Ragz, on 17 October 2015 - 07:12 AM, said:
SOME people are good at it, thats great, but without coordination its like a solar powered flashlight.
If your going to be a TEAM asset, recognizing you're playing a pug and dressing the part are kind of important.
I know specialized rolls are fun, in a unit it's literally amazing how powerful a sniper can be IN A UNIT.
(DISCLAIMER: sometimes you get a team of two or more in a pug that happen to be coordinated cause of team speak or whatever your choice of voip is, this is generally INCREDIBLY effective, this can make almost any specialized roll, exponentially more powerful)
It's okay to admit you don't care and you just wanna missle boat or poke and cower in a pug because you find it entertaining and YOUR score is up. but recognize this OP is what everyone else is generally thinking when they see you peel off and show up in uncoordinated spurts because you're not close enough to pick the target everyone else is working on or get visual cues by players nearby.
We certainly agree that any specialization REQUIRES coordination, and preferably decent leadership. Even if it's not arranged in advance, if someone takes charge at drop time and coordinates those assets, THEN they are useful.

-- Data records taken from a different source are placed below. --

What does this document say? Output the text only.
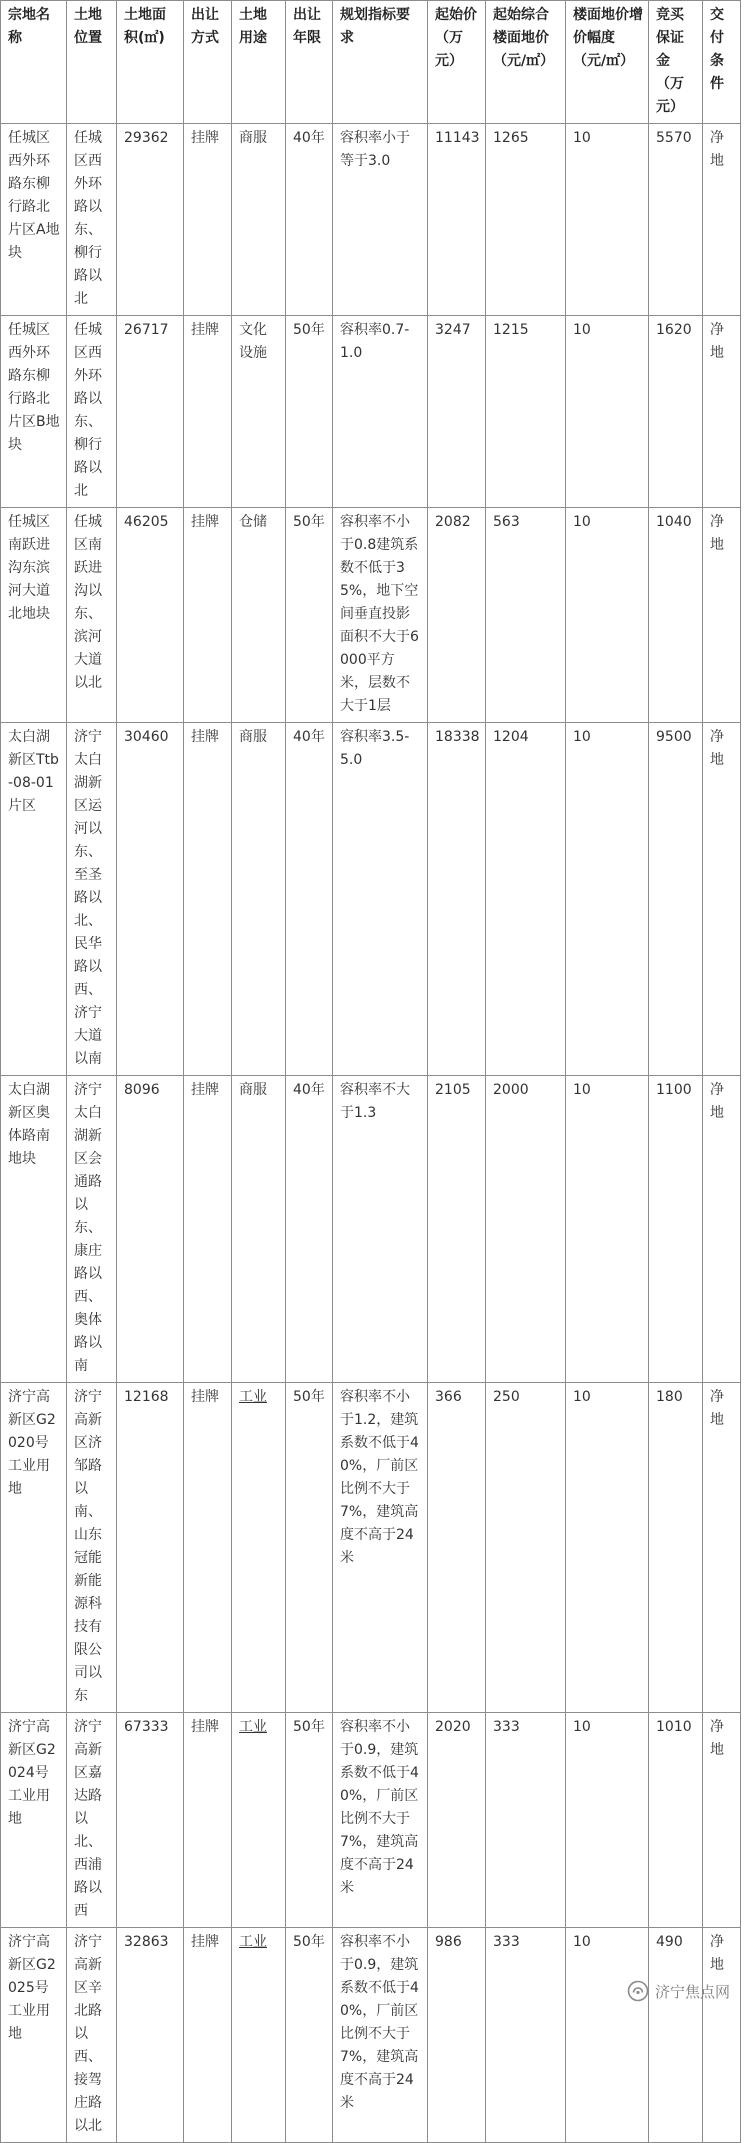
宗地名称	土地位置	土地面积(㎡)	出让方式	土地用途	出让年限	规划指标要求	起始价（万元）	起始综合楼面地价（元/㎡）	楼面地价增价幅度（元/㎡）	竞买保证金（万元）	交付条件
任城区西外环路东柳行路北片区A地块	任城区西外环路以东、柳行路以北	29362	挂牌	商服	40年	容积率小于等于3.0	11143	1265	10	5570	净地
任城区西外环路东柳行路北片区B地块	任城区西外环路以东、柳行路以北	26717	挂牌	文化设施	50年	容积率0.7-1.0	3247	1215	10	1620	净地
任城区南跃进沟东滨河大道北地块	任城区南跃进沟以东、滨河大道以北	46205	挂牌	仓储	50年	容积率不小于0.8建筑系数不低于35%，地下空间垂直投影面积不大于6000平方米，层数不大于1层	2082	563	10	1040	净地
太白湖新区Ttb-08-01片区	济宁太白湖新区运河以东、至圣路以北、民华路以西、济宁大道以南	30460	挂牌	商服	40年	容积率3.5-5.0	18338	1204	10	9500	净地
太白湖新区奥体路南地块	济宁太白湖新区会通路以东、康庄路以西、奥体路以南	8096	挂牌	商服	40年	容积率不大于1.3	2105	2000	10	1100	净地
济宁高新区G2020号工业用地	济宁高新区济邹路以南、山东冠能新能源科技有限公司以东	12168	挂牌	工业	50年	容积率不小于1.2，建筑系数不低于40%，厂前区比例不大于7%，建筑高度不高于24米	366	250	10	180	净地
济宁高新区G2024号工业用地	济宁高新区嘉达路以北、西浦路以西	67333	挂牌	工业	50年	容积率不小于0.9，建筑系数不低于40%，厂前区比例不大于7%，建筑高度不高于24米	2020	333	10	1010	净地
济宁高新区G2025号工业用地	济宁高新区辛北路以西、接驾庄路以北	32863	挂牌	工业	50年	容积率不小于0.9，建筑系数不低于40%，厂前区比例不大于7%，建筑高度不高于24米	986	333	10	490	净地
济宁焦点网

Without coordination, it's a toss-up. It also depends on players and their mechs being able to fill more than just one specialized role in a drop.
We are in agreement here, quite very well indeed. It's why my scout mechs invariably carry some close-range armament (if not ALL close-range), my LRM mechs carry plenty of backup, and no mech is ever specialized into a single role to the exception of any other capability.
An important instinct to develop in a player, is knowing when to wear which hat, and when to switch them. "Under what conditions do I go from LRM indirect fires to directly engaging my enemies with those ERMLs?" Learn THAT, and you'll be fine.